Compatible composite electrolyte membrane Li7La3Zr2O12/SB-PVDF for solid-state lithium ion battery

Organic/inorganic composite solid electrolyte has been a hot topic due to combining the merits of both components. Herein, a series of organic/inorganic composite solid electrolytes were prepared by casting method, in which polyvinylidene fluoride (PVDF) was modified with amphoteric sulfonate betaine (SB) and combined with the different contents (0 %, 10 %, 20 % and 30 %) of Li7La3Zr2O12 (LLZO) and 20 % bis(trifluoromethane) sulphonyl (LiTFSI). The resultant samples were marked as 0%LLZO/SB-PVDF/LiTFSI, 10%LLZO/SB-PVDF/LiTFSI, 20%LLZO/SB-PVDF/LiTFSI and 30%LLZO/SB-PVDF/LiTFSI, respectively. As expected, composite solid electrolyte exhibited the desirable overall performances.
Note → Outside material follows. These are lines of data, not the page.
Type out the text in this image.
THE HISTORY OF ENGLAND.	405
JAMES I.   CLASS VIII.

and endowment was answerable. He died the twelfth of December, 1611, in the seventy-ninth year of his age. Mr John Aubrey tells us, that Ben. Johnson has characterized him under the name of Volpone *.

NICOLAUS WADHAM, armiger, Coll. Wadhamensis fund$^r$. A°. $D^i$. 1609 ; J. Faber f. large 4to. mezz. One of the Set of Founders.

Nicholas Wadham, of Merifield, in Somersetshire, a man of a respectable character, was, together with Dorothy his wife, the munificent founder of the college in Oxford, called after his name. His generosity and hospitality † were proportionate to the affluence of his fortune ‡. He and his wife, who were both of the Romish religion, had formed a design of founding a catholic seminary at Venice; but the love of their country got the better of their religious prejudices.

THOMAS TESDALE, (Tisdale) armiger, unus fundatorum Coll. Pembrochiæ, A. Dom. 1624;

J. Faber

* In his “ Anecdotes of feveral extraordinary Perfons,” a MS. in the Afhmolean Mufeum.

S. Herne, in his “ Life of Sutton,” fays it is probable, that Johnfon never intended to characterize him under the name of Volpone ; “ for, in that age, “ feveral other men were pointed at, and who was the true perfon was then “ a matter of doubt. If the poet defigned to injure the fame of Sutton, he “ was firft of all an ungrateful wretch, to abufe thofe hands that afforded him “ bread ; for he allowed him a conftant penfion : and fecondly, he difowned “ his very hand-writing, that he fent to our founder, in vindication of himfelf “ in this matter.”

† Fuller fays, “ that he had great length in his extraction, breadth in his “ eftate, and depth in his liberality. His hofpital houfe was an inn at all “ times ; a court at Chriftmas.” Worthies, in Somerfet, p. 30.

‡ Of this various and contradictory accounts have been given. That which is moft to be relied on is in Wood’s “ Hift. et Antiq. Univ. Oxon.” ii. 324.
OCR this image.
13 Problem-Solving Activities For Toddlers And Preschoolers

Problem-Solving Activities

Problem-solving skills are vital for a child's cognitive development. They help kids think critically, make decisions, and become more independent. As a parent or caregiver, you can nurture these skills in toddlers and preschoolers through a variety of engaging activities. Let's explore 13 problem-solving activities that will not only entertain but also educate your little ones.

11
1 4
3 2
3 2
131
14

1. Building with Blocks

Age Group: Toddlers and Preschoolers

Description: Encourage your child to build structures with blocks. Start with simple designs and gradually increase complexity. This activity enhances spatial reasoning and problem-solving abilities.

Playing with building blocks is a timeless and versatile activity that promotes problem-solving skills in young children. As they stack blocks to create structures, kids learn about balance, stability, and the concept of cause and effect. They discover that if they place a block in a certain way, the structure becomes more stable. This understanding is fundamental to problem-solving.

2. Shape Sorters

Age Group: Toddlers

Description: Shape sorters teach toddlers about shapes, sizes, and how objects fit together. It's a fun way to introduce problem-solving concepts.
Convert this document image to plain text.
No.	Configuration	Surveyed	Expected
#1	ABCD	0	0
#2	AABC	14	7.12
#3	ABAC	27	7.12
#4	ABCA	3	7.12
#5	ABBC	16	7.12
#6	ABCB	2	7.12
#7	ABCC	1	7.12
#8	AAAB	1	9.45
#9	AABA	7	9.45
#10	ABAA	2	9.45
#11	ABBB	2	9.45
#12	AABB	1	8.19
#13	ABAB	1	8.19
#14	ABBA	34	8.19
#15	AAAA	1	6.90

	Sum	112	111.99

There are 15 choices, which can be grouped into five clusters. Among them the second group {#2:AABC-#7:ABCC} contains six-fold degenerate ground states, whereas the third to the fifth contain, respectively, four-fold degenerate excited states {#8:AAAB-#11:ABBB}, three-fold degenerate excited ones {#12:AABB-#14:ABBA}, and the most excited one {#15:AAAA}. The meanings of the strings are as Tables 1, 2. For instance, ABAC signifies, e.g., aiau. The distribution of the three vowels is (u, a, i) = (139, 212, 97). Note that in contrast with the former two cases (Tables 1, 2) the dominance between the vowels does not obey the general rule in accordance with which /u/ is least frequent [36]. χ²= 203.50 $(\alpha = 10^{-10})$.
Especially, 20%LLZO/SB-PVDF/LiTFSI membrane exhibited high ionic conductivity (1.73 × 10−4 S/cm), wide electrochemical window (5.22 V), high Li+ transference number (tLi+ = 0.67) and high mechanical property, probably due to the synergistic effect of LLZO and amphoteric SB modification. Specifically, the amphoteric SB promoted the dissociation of LiTFSI and endowed PVDF matrix with the ionic conductivity, while LLZO facilitated high ionic conductivity, tLi+ and mechanical property. Resultantly, Li//LiFePO4 cell with 20%LLZO/SB-PVDF/LiTFSI membrane delivered 129.5 mAh/g at 1.0C for 200 cycles and 94.0 % capacity retention, demonstrating high application feasibility in the solid-state lithium ion battery. Furthermore, density functional theory (DFT) calculations showed that the binding energy of the amphoteric SB-Li+ (C11H21NO5S-Li+) system was 80.93 kcal/mol, higher than 75.55 kcal/mol of the LiTFSI system, indicating that the amphoteric SB could indeed promote the dissociation of LiTFSI.